Mythen und Fakten

SARS-CoV-2-Antigen-Schnelltests in Apotheken

Stuttgart - 23.02.2021, 09:15 Uhr

Personal, das Testungen durchführt, wird das Tragen von persönlicher Schutzausrüstung (PSA) empfohlen. (Foto: BASILICOSTUDIO STOCK / stock.adobe.com)

Personal, das Testungen durchführt, wird das Tragen von persönlicher Schutzausrüstung (PSA) empfohlen. (Foto: BASILICOSTUDIO STOCK / stock.adobe.com)

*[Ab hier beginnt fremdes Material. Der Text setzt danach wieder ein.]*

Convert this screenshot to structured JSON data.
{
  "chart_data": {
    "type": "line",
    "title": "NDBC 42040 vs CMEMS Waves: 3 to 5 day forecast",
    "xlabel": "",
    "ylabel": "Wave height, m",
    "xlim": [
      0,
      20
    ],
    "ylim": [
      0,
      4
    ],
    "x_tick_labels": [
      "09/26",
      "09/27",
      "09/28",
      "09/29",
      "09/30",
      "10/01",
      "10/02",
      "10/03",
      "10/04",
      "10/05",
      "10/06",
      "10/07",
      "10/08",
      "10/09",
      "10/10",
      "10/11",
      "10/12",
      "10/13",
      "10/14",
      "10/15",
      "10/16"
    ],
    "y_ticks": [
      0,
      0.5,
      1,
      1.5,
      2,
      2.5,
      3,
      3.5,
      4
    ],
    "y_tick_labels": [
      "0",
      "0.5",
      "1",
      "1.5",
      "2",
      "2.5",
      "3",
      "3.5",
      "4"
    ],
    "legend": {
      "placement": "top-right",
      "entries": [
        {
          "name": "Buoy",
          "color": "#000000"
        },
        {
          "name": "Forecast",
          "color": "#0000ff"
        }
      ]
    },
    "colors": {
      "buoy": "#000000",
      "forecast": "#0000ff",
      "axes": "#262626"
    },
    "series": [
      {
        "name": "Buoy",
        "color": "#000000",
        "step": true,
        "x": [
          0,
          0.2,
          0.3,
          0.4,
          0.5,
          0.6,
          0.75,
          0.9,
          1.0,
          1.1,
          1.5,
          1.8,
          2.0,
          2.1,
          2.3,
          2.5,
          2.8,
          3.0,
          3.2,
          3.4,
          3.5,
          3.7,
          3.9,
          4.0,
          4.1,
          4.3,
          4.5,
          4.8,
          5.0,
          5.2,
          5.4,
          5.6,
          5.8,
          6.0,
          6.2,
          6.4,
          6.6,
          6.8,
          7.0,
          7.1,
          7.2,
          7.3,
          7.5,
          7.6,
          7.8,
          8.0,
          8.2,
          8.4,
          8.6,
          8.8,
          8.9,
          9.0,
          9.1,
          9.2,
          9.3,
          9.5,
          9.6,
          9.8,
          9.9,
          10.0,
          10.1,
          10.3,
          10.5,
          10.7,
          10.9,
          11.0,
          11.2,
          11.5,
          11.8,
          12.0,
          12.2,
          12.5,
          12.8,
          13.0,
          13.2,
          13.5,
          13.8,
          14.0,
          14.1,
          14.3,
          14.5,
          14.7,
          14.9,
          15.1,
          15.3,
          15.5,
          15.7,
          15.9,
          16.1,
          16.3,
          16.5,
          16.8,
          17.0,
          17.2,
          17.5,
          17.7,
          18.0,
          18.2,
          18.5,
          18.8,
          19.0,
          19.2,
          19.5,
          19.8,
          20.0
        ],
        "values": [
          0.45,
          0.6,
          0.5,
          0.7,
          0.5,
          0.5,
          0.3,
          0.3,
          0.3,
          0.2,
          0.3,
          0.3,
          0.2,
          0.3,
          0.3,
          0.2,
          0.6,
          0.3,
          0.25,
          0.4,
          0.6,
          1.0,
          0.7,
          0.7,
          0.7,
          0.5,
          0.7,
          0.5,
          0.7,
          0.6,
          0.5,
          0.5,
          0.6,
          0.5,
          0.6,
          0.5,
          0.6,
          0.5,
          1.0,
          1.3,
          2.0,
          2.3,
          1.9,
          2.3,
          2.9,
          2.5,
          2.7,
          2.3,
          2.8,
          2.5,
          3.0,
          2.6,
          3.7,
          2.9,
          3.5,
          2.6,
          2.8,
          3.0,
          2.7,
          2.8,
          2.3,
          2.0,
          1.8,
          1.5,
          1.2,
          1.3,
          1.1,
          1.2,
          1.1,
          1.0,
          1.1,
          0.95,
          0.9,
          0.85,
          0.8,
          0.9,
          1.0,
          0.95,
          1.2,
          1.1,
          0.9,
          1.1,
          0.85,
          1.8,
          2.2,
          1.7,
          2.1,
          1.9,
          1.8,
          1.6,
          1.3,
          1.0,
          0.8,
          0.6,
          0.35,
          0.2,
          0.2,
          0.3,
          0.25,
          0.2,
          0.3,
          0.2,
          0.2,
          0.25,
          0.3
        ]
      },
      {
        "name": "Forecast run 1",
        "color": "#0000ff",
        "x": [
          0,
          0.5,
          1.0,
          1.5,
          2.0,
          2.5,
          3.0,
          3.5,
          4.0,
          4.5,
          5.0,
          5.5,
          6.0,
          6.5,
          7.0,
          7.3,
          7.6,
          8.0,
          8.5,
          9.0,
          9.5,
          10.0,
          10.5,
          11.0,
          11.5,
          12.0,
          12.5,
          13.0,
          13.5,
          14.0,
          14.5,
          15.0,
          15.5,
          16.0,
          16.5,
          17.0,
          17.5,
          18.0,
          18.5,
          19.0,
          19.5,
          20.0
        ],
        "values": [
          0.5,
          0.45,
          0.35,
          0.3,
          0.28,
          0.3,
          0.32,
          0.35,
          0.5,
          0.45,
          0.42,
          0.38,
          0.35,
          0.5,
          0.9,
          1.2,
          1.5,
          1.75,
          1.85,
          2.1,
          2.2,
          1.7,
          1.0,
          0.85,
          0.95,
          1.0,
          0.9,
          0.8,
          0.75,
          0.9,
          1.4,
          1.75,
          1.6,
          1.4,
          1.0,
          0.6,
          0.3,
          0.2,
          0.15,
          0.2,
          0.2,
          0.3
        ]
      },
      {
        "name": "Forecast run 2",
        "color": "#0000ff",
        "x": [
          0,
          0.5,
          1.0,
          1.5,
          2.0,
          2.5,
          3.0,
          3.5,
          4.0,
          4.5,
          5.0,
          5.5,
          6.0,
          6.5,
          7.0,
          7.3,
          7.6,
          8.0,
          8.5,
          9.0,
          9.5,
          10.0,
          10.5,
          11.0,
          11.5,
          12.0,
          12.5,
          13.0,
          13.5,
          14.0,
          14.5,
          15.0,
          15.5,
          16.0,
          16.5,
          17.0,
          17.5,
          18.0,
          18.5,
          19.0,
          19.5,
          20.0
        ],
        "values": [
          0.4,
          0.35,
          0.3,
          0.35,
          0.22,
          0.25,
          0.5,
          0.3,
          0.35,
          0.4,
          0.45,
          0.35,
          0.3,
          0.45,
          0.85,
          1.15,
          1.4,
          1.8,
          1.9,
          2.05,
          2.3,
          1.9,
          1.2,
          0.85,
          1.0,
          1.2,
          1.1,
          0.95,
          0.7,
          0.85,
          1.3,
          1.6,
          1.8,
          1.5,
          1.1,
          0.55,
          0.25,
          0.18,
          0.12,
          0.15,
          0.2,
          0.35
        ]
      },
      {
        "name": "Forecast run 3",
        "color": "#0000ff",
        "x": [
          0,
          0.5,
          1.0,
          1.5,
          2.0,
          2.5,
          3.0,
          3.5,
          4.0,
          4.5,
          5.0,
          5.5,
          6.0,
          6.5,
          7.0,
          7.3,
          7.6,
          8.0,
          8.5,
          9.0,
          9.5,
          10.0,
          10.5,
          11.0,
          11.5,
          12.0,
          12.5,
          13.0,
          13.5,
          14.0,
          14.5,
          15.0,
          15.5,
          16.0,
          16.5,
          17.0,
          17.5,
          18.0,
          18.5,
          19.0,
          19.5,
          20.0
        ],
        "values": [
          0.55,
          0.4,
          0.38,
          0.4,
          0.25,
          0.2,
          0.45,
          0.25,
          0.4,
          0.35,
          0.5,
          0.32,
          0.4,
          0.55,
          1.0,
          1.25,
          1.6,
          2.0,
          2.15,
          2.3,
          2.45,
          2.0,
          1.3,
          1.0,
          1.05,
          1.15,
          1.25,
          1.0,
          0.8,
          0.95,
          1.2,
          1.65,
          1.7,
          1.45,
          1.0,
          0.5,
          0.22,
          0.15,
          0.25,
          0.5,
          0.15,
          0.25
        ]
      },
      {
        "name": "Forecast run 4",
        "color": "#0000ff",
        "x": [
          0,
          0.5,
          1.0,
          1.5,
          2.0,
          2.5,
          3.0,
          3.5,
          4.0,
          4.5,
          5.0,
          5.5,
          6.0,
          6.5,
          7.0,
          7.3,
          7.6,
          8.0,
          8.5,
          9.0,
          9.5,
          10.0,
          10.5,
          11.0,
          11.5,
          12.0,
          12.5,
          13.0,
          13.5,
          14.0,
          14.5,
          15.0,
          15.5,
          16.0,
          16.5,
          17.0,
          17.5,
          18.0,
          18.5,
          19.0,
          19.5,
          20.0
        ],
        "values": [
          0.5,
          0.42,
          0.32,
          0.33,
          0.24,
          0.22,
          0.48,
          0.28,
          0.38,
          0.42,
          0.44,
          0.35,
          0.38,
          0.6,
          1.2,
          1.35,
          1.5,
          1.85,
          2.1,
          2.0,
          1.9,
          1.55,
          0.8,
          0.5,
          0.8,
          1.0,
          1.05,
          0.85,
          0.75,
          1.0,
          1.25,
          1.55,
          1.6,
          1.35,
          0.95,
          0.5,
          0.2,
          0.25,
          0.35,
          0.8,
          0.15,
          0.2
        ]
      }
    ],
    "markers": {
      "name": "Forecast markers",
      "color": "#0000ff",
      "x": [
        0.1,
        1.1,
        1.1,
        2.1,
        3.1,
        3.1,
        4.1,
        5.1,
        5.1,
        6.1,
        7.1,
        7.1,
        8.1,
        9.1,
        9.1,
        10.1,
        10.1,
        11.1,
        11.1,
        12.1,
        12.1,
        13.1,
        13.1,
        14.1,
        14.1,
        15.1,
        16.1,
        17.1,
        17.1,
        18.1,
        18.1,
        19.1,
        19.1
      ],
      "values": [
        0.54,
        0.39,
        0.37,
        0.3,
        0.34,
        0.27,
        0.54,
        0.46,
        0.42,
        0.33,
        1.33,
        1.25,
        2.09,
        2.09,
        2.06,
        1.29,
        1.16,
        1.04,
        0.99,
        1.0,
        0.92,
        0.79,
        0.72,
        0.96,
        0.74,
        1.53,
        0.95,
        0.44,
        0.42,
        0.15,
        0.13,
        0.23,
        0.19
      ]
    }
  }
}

Dürfen nur Approbierte Schnelltests in Apotheken durchführen? Wie sieht es mit Kindern aus – dürfen auch sie in Apotheken auf SARS-CoV-2 getestet werden? Und kommen durch ein Testangebot nicht viel mehr potenziell Infizierte in die Offizin? Diese Fragen treiben manche Apotheker und PTA vermehrt um, seit Bundesgesundheitsminister Jens Spahn kostenlose Antigenschnelltests für Jedermann anbieten will – auch Apotheken sollen mitmachen.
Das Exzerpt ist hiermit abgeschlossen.